Рыжик умылся, зачёрпывая из взятого напрокат в закутке уборщицы ведра найденной на рукомойнике пластмассовой мыльницей. Дверь не запиралась, ну и фиг с ней, всё равно тут никого нет, общежитие пусто и покинуто, как старая раковина… Горячая, даже обжигающая вода топила лёд в крови, нежными прикосновениями наносила румянец на белую как фарфор кожу, возвращала из чёрного омута ночной неприкаянности.
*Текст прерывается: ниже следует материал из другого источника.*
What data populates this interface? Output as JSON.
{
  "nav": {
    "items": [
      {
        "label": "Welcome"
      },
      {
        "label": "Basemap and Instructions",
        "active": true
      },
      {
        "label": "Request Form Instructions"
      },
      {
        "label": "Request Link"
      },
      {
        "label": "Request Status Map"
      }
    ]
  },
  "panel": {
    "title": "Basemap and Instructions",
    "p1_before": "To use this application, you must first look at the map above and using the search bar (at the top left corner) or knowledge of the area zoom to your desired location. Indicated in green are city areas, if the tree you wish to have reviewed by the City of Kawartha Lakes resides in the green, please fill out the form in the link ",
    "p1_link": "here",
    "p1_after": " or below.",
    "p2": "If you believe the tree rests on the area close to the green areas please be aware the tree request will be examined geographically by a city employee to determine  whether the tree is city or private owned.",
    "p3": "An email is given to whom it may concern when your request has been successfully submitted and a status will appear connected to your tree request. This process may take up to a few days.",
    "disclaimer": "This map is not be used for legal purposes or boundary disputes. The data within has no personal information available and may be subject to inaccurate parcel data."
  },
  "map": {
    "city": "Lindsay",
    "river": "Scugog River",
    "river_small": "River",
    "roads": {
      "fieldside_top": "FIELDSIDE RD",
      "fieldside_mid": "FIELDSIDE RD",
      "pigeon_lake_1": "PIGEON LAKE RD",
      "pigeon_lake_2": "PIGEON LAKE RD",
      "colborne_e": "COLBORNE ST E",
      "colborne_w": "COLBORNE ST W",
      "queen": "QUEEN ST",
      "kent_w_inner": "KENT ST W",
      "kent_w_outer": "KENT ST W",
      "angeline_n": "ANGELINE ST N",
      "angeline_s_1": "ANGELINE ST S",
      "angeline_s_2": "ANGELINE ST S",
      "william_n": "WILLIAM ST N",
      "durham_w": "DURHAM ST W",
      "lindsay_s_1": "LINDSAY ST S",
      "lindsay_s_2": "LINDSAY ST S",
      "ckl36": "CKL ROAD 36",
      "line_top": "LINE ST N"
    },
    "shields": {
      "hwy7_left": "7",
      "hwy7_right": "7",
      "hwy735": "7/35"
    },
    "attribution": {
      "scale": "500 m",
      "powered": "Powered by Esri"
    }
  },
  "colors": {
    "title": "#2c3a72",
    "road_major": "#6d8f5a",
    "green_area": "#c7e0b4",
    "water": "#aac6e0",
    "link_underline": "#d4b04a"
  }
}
Как мало нужно, чтобы улыбнуться своему отражению в заплаканном стекле – всего двенадцать литров горячей воды и одна чашка чая.
Рыжик спал, спрятанный в сердцевину собственных иллюзий, пока ледяные дожди смывали упавшие звёзды, опавшие листья и припозднившихся прохожих с длинных и прямых проспектов Льчевска. А там, где дышал ржавью и оттаявшей землёй поздний, набухший влагой март – там зазвонил старый чёрный телефон с диском и дырочками для пальцев. И чья-то сильная рука уверенно сомкнулась на трубке – как когти ястреба, схватившего добычу. Бесполезно трепыхаться…
Плелась по углам паутина, шуршал телефонный эфир, а зажатый в руке золотой компас на тонкой цепочке настойчиво и справедливо указывал на Север. Три часа ночи. Дождь…
Девушка с пудреницей
Рыжик проснулся точно на бритвенно острой кромке серого рассвета: чужие голоса, сквозняк по волосам, едкий запах дешёвых сигарет.
-Департамент планирования и управления семейными отношениями Некоузского округа, – странно и абстрактно представился сухопарый мужчина, бесцеремонно куривший у двери. Второй сидел на единственном стуле у окна и рылся в папке с бумагами, демонстрируя полный пох на весь окружающий мир. Где-то в полутьме коридора неуверенной медузой колыхалась комендантша, уже готовая раскаяться в звонке «органам» на предмет сделать бедного сиротку счастливым в тесных объятиях государства.